The Tables and Figures with the detailed results of the experiments are included in the PDF attached to this comment.

References:

Zhang et al., Out-of-Distribution Detection based on In-Distribution Data Patterns Memorization with Modern Hopfield Energy, ICLR 2023

最终决定

The authors introduce Hopfield Boosting, leveraging modern Hopfield energy to refine the decision boundaries effectively, which enhances the model's ability to differentiate between in-distribution (ID) and OOD data. The method's empirical success is evidenced by substantial improvements in OOD detection metrics across several benchmarks.

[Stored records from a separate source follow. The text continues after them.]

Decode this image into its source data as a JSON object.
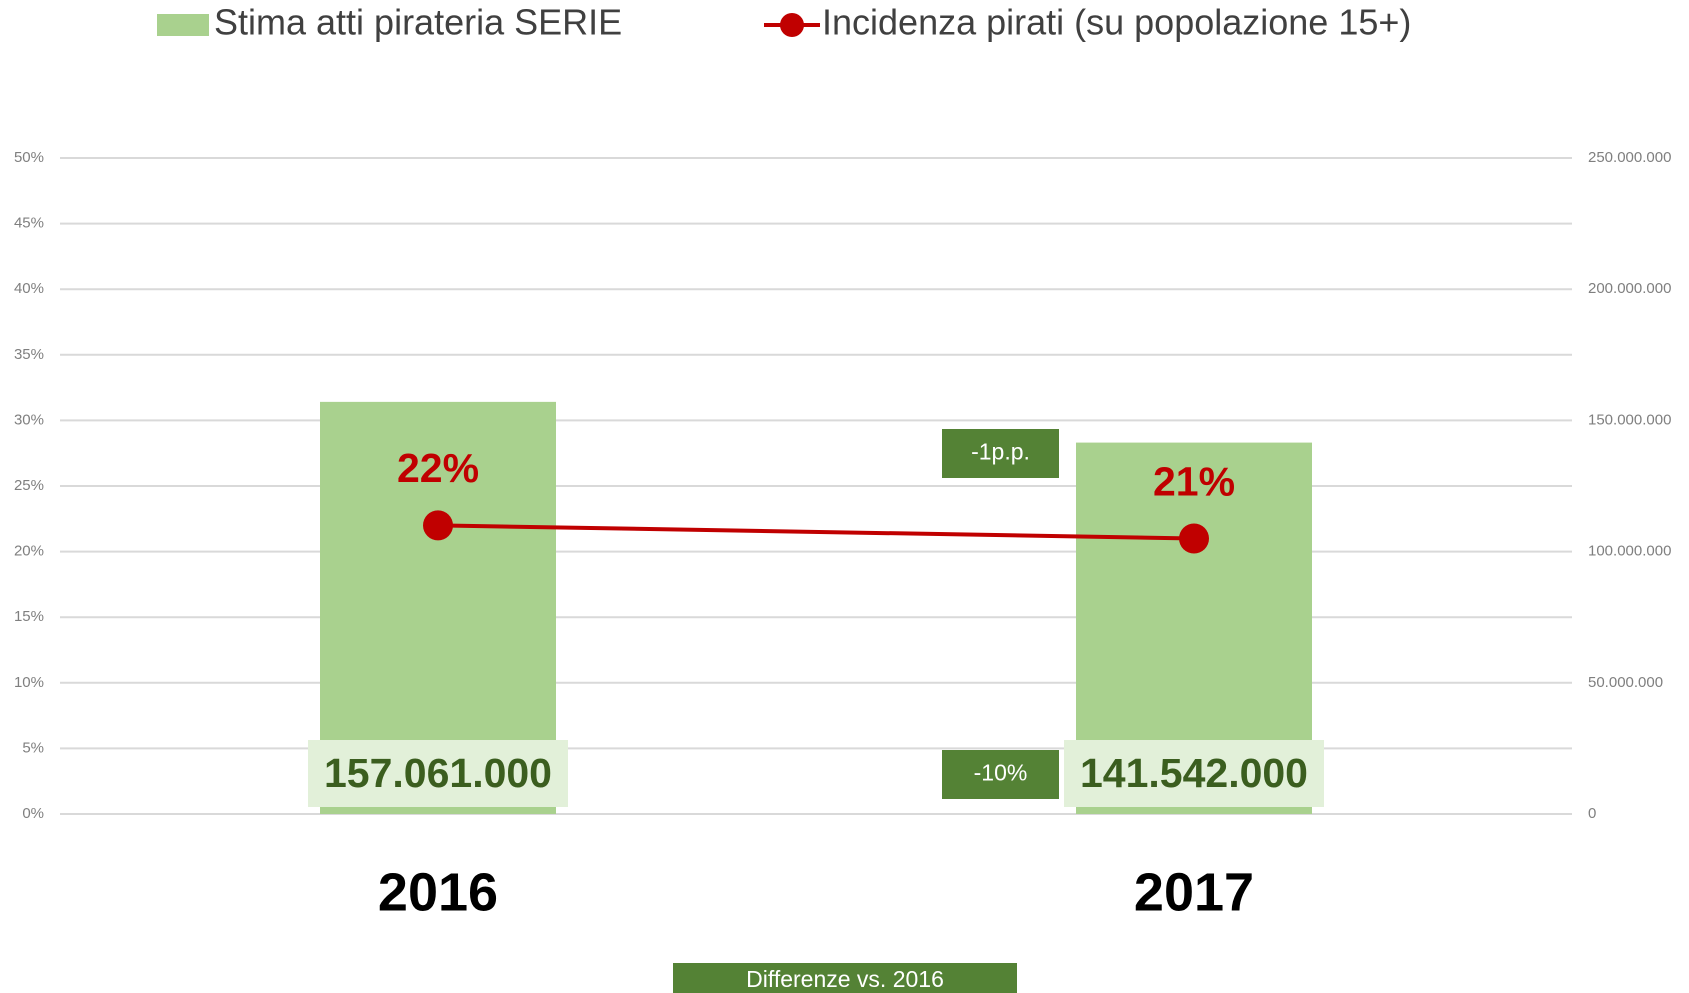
{
  "chart_data": {
    "type": "combo",
    "categories": [
      "2016",
      "2017"
    ],
    "series": [
      {
        "name": "Stima atti pirateria SERIE",
        "type": "bar",
        "axis": "y2",
        "color": "#a9d18e",
        "values": [
          157061000,
          141542000
        ],
        "value_labels": [
          "157.061.000",
          "141.542.000"
        ]
      },
      {
        "name": "Incidenza pirati (su popolazione 15+)",
        "type": "line",
        "color": "#c00000",
        "values": [
          22,
          21
        ],
        "value_labels": [
          "22%",
          "21%"
        ]
      }
    ],
    "ylim": [
      0,
      50
    ],
    "yticks": [
      {
        "value": 0,
        "label": "0%"
      },
      {
        "value": 5,
        "label": "5%"
      },
      {
        "value": 10,
        "label": "10%"
      },
      {
        "value": 15,
        "label": "15%"
      },
      {
        "value": 20,
        "label": "20%"
      },
      {
        "value": 25,
        "label": "25%"
      },
      {
        "value": 30,
        "label": "30%"
      },
      {
        "value": 35,
        "label": "35%"
      },
      {
        "value": 40,
        "label": "40%"
      },
      {
        "value": 45,
        "label": "45%"
      },
      {
        "value": 50,
        "label": "50%"
      }
    ],
    "y2lim": [
      0,
      250000000
    ],
    "y2ticks": [
      0,
      {
        "value": 50000000,
        "label": "50.000.000"
      },
      {
        "value": 100000000,
        "label": "100.000.000"
      },
      {
        "value": 150000000,
        "label": "150.000.000"
      },
      {
        "value": 200000000,
        "label": "200.000.000"
      },
      {
        "value": 250000000,
        "label": "250.000.000"
      }
    ],
    "grid": true,
    "legend": "top",
    "annotations": [
      "-1p.p.",
      "-10%",
      "Differenze vs. 2016"
    ]
  }
}
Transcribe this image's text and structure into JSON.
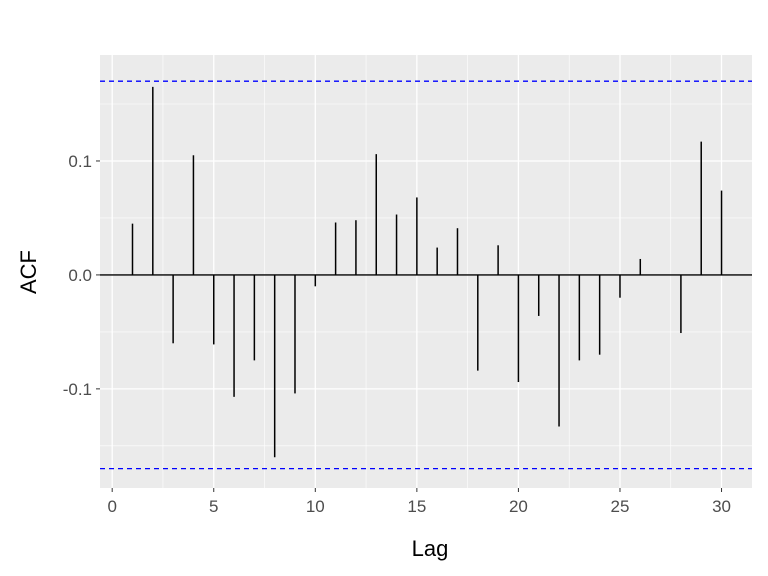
{
  "chart_data": {
    "type": "bar",
    "title": "",
    "xlabel": "Lag",
    "ylabel": "ACF",
    "x": [
      1,
      2,
      3,
      4,
      5,
      6,
      7,
      8,
      9,
      10,
      11,
      12,
      13,
      14,
      15,
      16,
      17,
      18,
      19,
      20,
      21,
      22,
      23,
      24,
      25,
      26,
      27,
      28,
      29,
      30
    ],
    "values": [
      0.045,
      0.165,
      -0.06,
      0.105,
      -0.061,
      -0.107,
      -0.075,
      -0.16,
      -0.104,
      -0.01,
      0.046,
      0.048,
      0.106,
      0.053,
      0.068,
      0.024,
      0.041,
      -0.084,
      0.026,
      -0.094,
      -0.036,
      -0.133,
      -0.075,
      -0.07,
      -0.02,
      0.014,
      0.0,
      -0.051,
      0.117,
      0.074
    ],
    "confidence_bounds": [
      -0.17,
      0.17
    ],
    "confidence_line_color": "#0000ff",
    "bar_color": "#000000",
    "panel_background": "#ebebeb",
    "xlim": [
      -0.6,
      31.5
    ],
    "ylim": [
      -0.187,
      0.193
    ],
    "xticks": [
      0,
      5,
      10,
      15,
      20,
      25,
      30
    ],
    "xtick_labels": [
      "0",
      "5",
      "10",
      "15",
      "20",
      "25",
      "30"
    ],
    "yticks": [
      -0.1,
      0.0,
      0.1
    ],
    "ytick_labels": [
      "-0.1",
      "0.0",
      "0.1"
    ],
    "grid": true,
    "legend": "none"
  }
}
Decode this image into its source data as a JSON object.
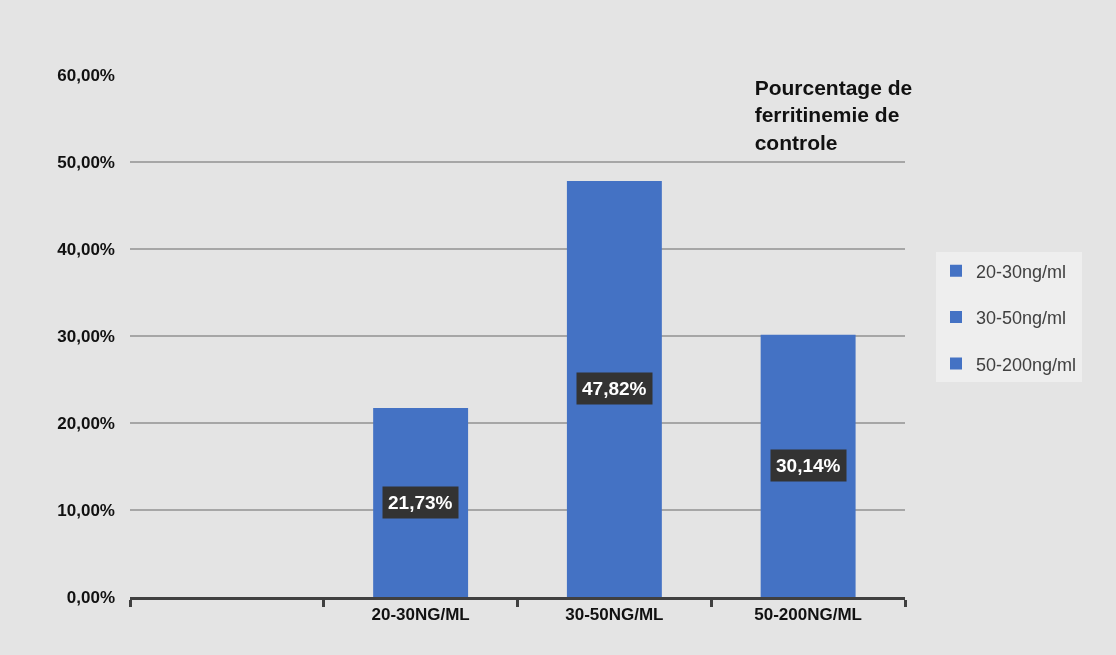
{
  "chart_data": {
    "type": "bar",
    "title": "Pourcentage de ferritinemie de controle",
    "categories": [
      null,
      "20-30NG/ML",
      "30-50NG/ML",
      "50-200NG/ML"
    ],
    "series": [
      {
        "name": "20-30ng/ml",
        "color": "#4472c4",
        "values": [
          null,
          21.73,
          null,
          null
        ],
        "value_labels": [
          null,
          "21,73%",
          null,
          null
        ]
      },
      {
        "name": "30-50ng/ml",
        "color": "#4472c4",
        "values": [
          null,
          null,
          47.82,
          null
        ],
        "value_labels": [
          null,
          null,
          "47,82%",
          null
        ]
      },
      {
        "name": "50-200ng/ml",
        "color": "#4472c4",
        "values": [
          null,
          null,
          null,
          30.14
        ],
        "value_labels": [
          null,
          null,
          null,
          "30,14%"
        ]
      }
    ],
    "ylim": [
      0,
      60
    ],
    "yticks": [
      {
        "value": 0,
        "label": "0,00%"
      },
      {
        "value": 10,
        "label": "10,00%"
      },
      {
        "value": 20,
        "label": "20,00%"
      },
      {
        "value": 30,
        "label": "30,00%"
      },
      {
        "value": 40,
        "label": "40,00%"
      },
      {
        "value": 50,
        "label": "50,00%"
      },
      {
        "value": 60,
        "label": "60,00%"
      }
    ],
    "grid": "y",
    "legend": "right"
  }
}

Nevertheless, concerns were raised about the paper’s novelty, the impact on ID classification accuracy, and the proposed method's theoretical underpinning. The authors have provided substantial rebuttals, improving the theoretical explanations and demonstrating robustness through additional experiments. The final decision leans towards acceptance, contingent on the authors addressing these remaining concerns in their final revision.